Fr. Jungmann's analysis of the disconect between choir and celebrant is a result of the introduction of the "private" Masses by the Mendicant orders (Dominicans and Franciscans who were not choir monks, nor ordinarily assigned to major churches where the ordinary complement of ministers and schola were available) in the 12th Century. Prior to this point in liturgical history, all Mass were said "in (litugical) choir" with the celebrant only saying/singing those parts that pertained to him (greetings, oration, Canon, etc.) the other parts being assigned to the minister responsible for them (Schola--all music, sub-deacon--Epistle, Deacon--Gospel). The celebrant did not repeat these parts until the mendicant orders made it the practice of saying the Mass privately. This new vogue for private Masses without the necessary ministers for the various parts created the impression and led to the liturgical rubric that the celebrant personally had to say all the words of the Mass in order for the Mass to be both valid and licit. This led to the rather odd situation where in a "Missa Cantata" (the typical High Mass with no deacon or sub-deacon), two Masses are going on simulteously, the "Mass of the Schola," i.e. the Propers and Ordinary of the Mass all of which are being sung by the schola/choir and the "Mass of the Celebrant" who said all the words of the Mass including those already sung the schola.

John D. Horton

Fr. Allan J. McDonald said...

John, Thanks so much for that succinct history! Fr. McDonald

Henry said...

I am pretty much equally devoted to the ordinary and extraordinary forms -- my gratitude for the impending third anniversary of Summorum Pontificum balanced by my eager anticipation of the forthcoming new English translation.

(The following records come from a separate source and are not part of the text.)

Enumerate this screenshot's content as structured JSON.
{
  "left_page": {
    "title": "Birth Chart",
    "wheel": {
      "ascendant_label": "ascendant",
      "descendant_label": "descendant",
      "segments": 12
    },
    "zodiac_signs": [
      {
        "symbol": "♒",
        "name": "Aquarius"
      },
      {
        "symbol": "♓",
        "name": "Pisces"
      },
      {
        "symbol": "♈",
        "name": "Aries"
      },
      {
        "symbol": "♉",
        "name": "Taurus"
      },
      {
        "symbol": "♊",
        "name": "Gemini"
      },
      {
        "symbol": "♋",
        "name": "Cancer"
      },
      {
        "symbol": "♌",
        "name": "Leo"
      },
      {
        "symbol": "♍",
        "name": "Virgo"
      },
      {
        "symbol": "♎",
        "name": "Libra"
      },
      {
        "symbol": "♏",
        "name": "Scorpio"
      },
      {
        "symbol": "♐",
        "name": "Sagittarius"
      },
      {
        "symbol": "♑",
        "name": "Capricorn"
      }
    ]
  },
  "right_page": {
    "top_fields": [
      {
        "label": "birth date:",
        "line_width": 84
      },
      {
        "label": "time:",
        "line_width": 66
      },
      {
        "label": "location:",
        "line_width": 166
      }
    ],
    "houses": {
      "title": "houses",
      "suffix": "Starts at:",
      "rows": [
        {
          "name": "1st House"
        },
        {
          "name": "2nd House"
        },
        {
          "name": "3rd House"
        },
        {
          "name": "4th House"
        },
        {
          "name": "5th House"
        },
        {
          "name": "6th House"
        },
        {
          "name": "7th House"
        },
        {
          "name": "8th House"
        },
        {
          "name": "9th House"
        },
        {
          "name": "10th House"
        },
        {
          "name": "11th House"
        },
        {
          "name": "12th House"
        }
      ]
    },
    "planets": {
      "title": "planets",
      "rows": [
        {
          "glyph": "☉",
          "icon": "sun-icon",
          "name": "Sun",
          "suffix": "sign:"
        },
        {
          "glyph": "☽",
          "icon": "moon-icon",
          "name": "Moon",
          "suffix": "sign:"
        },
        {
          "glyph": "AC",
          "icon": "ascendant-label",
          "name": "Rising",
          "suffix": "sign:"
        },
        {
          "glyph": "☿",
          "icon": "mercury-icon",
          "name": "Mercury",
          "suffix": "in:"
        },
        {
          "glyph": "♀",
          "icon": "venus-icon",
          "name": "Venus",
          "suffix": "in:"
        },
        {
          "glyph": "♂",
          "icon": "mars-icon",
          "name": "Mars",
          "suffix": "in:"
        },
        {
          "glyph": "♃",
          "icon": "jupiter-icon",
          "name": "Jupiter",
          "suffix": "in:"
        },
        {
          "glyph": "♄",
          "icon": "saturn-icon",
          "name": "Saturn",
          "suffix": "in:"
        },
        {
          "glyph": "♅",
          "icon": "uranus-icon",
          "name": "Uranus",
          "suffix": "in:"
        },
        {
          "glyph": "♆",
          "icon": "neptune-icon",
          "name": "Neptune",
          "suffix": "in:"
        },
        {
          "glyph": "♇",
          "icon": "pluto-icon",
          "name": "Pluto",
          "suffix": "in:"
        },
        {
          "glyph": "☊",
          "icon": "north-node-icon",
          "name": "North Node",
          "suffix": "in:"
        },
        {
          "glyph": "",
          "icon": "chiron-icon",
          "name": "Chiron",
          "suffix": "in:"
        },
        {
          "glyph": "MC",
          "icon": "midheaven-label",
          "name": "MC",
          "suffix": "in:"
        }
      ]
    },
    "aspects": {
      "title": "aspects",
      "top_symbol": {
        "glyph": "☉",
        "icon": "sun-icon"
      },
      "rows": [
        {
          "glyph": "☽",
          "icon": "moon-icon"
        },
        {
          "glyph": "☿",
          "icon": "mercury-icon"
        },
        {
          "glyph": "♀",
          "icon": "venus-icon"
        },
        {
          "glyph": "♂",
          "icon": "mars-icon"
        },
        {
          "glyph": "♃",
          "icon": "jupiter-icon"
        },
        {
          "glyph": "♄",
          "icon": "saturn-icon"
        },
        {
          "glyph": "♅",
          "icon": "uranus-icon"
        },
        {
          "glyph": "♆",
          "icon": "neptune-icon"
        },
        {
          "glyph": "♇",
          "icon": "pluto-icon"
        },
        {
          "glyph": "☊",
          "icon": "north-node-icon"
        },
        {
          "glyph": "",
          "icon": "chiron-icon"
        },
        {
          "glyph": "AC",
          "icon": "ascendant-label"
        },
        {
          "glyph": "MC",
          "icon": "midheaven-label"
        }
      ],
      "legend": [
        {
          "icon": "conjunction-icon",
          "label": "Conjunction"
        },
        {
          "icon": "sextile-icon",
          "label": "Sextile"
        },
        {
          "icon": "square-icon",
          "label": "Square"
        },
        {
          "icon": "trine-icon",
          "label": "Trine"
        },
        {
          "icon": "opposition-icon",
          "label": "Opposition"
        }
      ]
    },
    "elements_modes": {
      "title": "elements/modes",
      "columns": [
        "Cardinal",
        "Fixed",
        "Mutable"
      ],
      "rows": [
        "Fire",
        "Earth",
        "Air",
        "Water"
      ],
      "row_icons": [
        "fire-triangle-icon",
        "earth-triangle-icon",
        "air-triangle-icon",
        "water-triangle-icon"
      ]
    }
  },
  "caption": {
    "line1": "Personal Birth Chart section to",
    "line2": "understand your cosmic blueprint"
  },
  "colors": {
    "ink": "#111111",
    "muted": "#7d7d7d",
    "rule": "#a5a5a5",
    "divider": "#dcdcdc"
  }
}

But I regret the comparative thinness of the OF that I feel results from its one-dimensional or sequential linearity.

While I see as a glory of the EF the multi-layered depth that (I assume) is a consequence of its development under the influence of the Holy Spirit (moving in some of the strange ways described in histories of the liturgy).

Coincidentally, I recall thinking yesterday -- as our schola rendered a very lengthy and elaborate chant of the gradual/tract (psalm) -- that our priest (sitting and listening after himself formally proclaiming it to God) surely appreciated no less than the rest of us the depth and layers of meaning brought out by the intricate Gregorian chant (as is its purpose).

Of course, there is no reason that the OF should be deprived of these chants that are prescribed in the Graduale Romanum for it also. But during the gradual-tract-psalm, the most elaborate and lengthy of all the Gregorian propers, it would look absurd for the celebrant to stand immobile and silent in visual focus for 10 minutes or so, while the choir is chanting away in the loft. Surely no priest could endure this ignominy. Or could you, Fr. McDonald?

Anonymous said...

I don't think this is as much a problem during the Gloria as it is during the Credo. People who are new to the EF tend to get confused about what they are supposed to do during that time because of the genuflection that takes place during the "et incarnatus est." Do they genuflect with the priest and then sit when he does rather than follow the choir? Do they stay standing until the choir gets to that part and sit after the genuflection? Or do they sit when the priest does and then awkwardly genuflect from a sitting position when the choir gets to that part? I've seen all these at EF Masses.